Para quem está de fora, olhar para a vida destas pessoas dá-nos inúmeras vezes a ideia de que elas são alienadas e que vivem num mundo à parte, mas isso não é mais do que acontece a todos nós quando vivemos com alguém e construímos a nossa pequena bolha. É dentro dela que tudo faz sentido e, neste caso, sentimos estas pessoas como reais, próximas de nós, muito longe do elitismo e estranheza que nos provocam muitos artistas e a vida que os rodeia. A empatia que sentimos desde início é um dos trunfos deste documentário, mesmo que algumas partes nos deixem desconfortáveis como é o caso do segmento em que Sally Mann visita um espaço onde residem cadáveres em vários estados de decomposição ou de quando fala da morte de alguns dos seus animais de estimação. Mas vermos depois como ela transforma esses momentos em fotografias maravilhosas é impossível de explicar, tal como também acontece com as suas fotografias imensas das paisagens do sul dos Estados Unidos. Um misto entre sonho e conto de fadas negro de uma beleza que não conseguimos descrever.
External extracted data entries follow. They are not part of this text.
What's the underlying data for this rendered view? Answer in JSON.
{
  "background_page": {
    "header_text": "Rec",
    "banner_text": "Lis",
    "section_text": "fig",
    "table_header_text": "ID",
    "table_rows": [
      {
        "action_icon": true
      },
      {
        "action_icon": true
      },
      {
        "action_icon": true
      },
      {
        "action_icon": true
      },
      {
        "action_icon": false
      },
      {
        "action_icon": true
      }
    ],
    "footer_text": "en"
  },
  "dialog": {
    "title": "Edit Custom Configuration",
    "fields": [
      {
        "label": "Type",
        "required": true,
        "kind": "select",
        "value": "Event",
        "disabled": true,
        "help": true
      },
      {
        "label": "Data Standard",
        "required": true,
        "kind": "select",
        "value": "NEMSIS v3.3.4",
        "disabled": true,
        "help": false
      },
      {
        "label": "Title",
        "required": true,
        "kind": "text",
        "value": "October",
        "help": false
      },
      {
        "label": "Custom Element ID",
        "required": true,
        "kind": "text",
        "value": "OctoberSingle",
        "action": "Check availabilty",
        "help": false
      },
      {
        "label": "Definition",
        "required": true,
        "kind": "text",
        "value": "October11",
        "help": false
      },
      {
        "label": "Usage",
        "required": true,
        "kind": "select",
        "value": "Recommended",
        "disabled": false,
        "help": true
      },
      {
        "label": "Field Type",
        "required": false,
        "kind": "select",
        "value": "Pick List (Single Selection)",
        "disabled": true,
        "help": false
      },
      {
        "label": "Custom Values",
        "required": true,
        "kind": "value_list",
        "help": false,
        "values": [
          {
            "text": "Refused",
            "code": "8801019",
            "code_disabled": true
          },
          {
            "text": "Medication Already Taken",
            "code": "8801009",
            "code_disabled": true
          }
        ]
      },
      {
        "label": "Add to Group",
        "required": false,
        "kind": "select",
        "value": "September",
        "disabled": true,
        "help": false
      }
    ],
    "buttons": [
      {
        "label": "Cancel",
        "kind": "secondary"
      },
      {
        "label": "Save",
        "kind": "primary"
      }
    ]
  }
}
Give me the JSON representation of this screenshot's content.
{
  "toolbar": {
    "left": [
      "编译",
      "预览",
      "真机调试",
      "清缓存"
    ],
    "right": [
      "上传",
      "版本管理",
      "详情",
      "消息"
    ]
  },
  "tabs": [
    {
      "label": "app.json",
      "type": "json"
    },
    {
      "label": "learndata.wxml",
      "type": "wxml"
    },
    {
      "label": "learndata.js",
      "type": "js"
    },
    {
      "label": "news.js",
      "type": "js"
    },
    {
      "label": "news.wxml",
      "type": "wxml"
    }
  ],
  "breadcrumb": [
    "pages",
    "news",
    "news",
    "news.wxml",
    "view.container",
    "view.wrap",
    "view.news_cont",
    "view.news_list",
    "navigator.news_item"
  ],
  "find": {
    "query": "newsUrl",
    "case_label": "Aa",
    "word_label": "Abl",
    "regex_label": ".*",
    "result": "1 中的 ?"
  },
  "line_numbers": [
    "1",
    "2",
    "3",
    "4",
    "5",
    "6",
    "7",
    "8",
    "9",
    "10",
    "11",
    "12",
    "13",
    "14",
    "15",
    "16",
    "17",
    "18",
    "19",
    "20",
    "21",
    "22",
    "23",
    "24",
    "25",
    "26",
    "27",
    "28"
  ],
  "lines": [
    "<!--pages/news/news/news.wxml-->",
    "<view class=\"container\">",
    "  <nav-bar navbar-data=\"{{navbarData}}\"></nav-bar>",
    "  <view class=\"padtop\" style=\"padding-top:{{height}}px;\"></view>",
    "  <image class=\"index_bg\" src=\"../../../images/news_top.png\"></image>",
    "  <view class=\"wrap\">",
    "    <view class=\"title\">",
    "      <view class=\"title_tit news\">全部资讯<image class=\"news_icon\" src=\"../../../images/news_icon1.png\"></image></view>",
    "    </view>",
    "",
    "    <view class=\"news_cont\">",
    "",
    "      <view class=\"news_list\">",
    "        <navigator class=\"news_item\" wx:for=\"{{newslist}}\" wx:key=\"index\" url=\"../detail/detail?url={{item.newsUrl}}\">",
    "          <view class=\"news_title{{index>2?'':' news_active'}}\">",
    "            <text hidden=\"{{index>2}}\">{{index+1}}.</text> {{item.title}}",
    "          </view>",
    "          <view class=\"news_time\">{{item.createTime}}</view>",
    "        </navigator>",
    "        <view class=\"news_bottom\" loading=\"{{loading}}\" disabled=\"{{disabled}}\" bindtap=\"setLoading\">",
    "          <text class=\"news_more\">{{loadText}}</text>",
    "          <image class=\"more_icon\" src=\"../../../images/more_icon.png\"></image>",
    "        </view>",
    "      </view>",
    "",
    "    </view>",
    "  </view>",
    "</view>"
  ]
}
What Remains é um retrato íntimo de uma das melhores fotógrafas ainda vivas. É um documentário que tanto nos inspira e que faz com que dormir seja impossível, como também nos faz sentir pequenos perante o que acabámos de assistir, a qualidade do trabalho de Sally Mann e de todo o processo, palavras e ideias que envolvem a criação das suas fotografias. É um documentário que nos deixa um brilho nos olhos.